Why Do You Have A Dog?

Endless reasons, endless joy
By Karen B. London PhD, June 2018

My parents, despite being otherwise lovely people, are just not that into dogs. My Mom once said, completely seriously, “I just don’t understand why people would want to have an animal living in their house.” Though her view presumably matches exactly zero people reading this blog, I think the question of why we want to share our lives and our homes with dogs is an interesting one. There are certainly plenty of reasons NOT to want a dog (cleaning up vomit, fur on the furniture, budget woes and trash parties anyone?) Clearly the up side of having a dog outweighs the inconveniences of having one, much like the cost-benefit analysis of having human children makes them worthwhile despite the many drawbacks of parenthood.

In my work with people and their dogs, I often hear unusual reasons for having a dog. No matter what the initial motivation was, all that really matters is the level of commitment people show to the dog once they become dog guardians. I have met people at opposite ends of the spectrum in this regard.

I once showed up at a client’s house for some training of an unruly, but generally sweet dog, I knew right away that success was not likely in this case, despite realizing that the dog would probably be a delightful companion in the right environment. The people had hired me to come over for a behavioral evaluation and training but were too preoccupied to be involved at all. I was only one of a number of people there who the guardians had hired for various jobs. In addition to me, there was a gardener, a house cleaner, an interior decorator, a painter and a life skills instructor for their child. These were dog guardians who were clearly used to hiring people to get things done and were not likely to do much of the required follow-up work themselves. When I explained that I was there to teach them how to work with and train the dog, they seemed exasperated and told me they wanted me to “just take care of it”, which I came to realize meant to teach their dog to sit still and not bother them. At one point, I asked them why they had gotten the dog, and the answer still shocks me. I was told, “We thought it would be adorable to have a dog in our family Christmas picture.”

That is not the only time I have been surprised by the response to the question of why someone acquired a dog, but it is the only time I was genuinely appalled. One of the most memorable answers to this question was from a shy young man who sheepishly replied, “To meet women.” To his credit, he was committed to the dog, they had a wonderful relationship, and the dog’s quality of life was top notch. After all, in order to help him meet potential dates, the dog had to be happy, charming, well-behaved AND be with him a lot of the time. So, while his reply might not seem like the ideal answer for most trainers and behaviorists, the adoption was an absolute success for both man and dog. This man wanted his dog to be happy, healthy and well-behaved because he cared about the dog and in order to convince women that he was a great guy, which he was! He also wanted the dog to be a social facilitator by encouraging women to approach. (Spoiler alert: He met his long-term girlfriend while out hiking with his dog, and to make the story even more perfect, his dog helped her shy dog gain confidence and learn how to play.)

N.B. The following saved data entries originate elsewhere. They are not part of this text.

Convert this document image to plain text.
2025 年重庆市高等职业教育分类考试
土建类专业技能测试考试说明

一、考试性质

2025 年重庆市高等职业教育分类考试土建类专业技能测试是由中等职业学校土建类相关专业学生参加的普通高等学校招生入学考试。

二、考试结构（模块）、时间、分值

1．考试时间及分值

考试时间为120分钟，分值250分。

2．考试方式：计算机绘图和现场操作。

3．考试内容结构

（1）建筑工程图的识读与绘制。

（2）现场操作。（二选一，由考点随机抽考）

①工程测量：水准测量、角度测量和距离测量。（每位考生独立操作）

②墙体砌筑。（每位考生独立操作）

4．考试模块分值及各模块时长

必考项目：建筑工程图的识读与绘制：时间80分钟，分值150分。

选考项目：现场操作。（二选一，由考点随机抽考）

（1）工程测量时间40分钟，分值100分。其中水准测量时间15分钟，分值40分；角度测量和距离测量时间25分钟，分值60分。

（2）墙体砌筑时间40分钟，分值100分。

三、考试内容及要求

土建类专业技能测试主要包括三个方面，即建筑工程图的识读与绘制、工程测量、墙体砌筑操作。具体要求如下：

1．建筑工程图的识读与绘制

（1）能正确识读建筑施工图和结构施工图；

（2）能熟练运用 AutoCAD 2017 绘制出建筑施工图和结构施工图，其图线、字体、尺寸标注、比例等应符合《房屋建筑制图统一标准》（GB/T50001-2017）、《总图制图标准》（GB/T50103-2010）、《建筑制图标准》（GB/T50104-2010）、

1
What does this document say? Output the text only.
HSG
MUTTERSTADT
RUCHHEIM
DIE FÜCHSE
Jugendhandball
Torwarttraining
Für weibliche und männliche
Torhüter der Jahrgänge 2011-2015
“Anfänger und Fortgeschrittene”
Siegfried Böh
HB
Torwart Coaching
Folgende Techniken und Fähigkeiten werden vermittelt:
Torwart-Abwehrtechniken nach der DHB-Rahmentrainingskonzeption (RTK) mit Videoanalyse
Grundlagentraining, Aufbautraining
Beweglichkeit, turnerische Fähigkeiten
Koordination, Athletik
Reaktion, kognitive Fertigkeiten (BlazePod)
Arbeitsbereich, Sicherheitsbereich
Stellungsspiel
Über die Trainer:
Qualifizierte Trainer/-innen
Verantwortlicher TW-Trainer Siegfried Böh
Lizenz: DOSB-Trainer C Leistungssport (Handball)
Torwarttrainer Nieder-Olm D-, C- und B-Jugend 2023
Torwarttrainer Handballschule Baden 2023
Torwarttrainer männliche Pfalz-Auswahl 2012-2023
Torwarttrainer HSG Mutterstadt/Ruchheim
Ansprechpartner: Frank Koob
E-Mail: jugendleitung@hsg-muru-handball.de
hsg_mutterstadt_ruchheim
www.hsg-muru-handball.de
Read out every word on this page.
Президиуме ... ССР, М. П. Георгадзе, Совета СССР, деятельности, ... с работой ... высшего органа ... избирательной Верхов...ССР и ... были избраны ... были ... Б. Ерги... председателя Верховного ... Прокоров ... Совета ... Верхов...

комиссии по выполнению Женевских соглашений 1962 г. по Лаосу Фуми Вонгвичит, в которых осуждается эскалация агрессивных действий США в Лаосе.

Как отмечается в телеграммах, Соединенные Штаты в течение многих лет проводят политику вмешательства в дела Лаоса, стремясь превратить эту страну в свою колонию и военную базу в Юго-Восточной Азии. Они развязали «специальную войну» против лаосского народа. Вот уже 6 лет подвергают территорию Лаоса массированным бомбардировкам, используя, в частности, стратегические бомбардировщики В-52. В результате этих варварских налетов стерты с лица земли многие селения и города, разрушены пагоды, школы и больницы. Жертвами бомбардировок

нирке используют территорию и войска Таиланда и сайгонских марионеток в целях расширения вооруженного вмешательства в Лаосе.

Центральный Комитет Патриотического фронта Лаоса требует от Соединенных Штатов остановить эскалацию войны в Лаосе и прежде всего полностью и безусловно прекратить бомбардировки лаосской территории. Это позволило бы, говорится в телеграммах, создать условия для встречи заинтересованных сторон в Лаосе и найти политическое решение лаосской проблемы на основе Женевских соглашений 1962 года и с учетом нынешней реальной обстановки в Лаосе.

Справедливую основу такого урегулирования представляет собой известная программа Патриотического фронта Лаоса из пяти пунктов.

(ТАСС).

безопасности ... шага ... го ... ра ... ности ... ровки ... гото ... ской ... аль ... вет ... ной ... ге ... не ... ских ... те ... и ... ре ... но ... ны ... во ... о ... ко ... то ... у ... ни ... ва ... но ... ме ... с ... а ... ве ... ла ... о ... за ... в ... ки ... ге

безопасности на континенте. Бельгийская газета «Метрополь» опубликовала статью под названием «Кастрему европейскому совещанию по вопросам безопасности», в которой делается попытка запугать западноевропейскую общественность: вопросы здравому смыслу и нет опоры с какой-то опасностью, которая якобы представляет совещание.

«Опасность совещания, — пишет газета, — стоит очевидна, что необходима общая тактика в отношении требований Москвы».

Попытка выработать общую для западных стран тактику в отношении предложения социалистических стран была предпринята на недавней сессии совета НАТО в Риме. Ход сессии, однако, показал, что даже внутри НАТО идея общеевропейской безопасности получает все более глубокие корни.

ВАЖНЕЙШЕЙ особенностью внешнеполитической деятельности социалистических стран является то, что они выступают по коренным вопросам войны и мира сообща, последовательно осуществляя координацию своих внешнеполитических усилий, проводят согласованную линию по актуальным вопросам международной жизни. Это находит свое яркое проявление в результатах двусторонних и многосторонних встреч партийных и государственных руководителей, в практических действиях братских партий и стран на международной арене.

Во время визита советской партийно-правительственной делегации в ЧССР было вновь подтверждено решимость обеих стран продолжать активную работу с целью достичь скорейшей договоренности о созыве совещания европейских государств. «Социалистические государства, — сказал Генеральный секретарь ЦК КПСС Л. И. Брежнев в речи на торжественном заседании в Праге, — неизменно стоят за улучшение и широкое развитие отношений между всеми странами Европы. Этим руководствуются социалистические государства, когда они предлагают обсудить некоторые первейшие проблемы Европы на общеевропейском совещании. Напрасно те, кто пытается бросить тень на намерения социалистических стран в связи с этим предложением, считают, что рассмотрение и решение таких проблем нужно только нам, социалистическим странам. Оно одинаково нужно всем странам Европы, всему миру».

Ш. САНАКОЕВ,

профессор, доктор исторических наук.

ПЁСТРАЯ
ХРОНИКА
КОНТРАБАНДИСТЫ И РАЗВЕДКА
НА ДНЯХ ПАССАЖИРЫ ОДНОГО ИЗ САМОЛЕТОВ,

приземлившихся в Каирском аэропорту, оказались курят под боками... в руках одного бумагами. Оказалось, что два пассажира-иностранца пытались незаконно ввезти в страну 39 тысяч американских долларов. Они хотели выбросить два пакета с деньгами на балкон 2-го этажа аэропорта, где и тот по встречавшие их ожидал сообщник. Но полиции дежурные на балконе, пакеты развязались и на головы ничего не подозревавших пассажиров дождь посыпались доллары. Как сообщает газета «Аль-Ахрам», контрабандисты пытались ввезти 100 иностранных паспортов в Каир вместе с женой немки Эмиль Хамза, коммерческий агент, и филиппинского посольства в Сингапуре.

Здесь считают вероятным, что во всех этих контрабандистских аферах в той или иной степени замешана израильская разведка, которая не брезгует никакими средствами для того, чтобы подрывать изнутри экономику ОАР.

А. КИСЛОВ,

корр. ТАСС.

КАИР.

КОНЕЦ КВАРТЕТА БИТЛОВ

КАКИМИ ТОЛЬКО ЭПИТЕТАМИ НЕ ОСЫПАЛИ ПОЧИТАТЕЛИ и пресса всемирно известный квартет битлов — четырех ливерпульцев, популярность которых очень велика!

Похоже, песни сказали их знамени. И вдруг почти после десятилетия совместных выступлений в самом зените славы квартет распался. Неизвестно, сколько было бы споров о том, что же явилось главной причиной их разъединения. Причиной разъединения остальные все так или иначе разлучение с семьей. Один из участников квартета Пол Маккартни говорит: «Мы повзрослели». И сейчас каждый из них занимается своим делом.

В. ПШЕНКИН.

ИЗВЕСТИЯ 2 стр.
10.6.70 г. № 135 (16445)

Most people have dogs for predictable reasons. They want the companionship and friendship that comes from sharing life with a dog. Lots of people have always had dogs and can’t imagine living without one. It’s common to adopt a dog to grow up with the children, in order to raise someone with their spouse before having kids or because they want someone to hike, run or walk with them. There are people who live without other humans and feel both safer and happier with a dog in the house.

What wonderful aspects of having a dog that constitute the “up side” of being a dog guardian to you? In other words, why do you have a dog?

Karen B. London, PhD, is a Certified Applied Animal Behaviorist and Certified Professional Dog Trainer who specializes in working with dogs with serious behavioral problems, including aggression. She is the author of five books on canine training and behavior.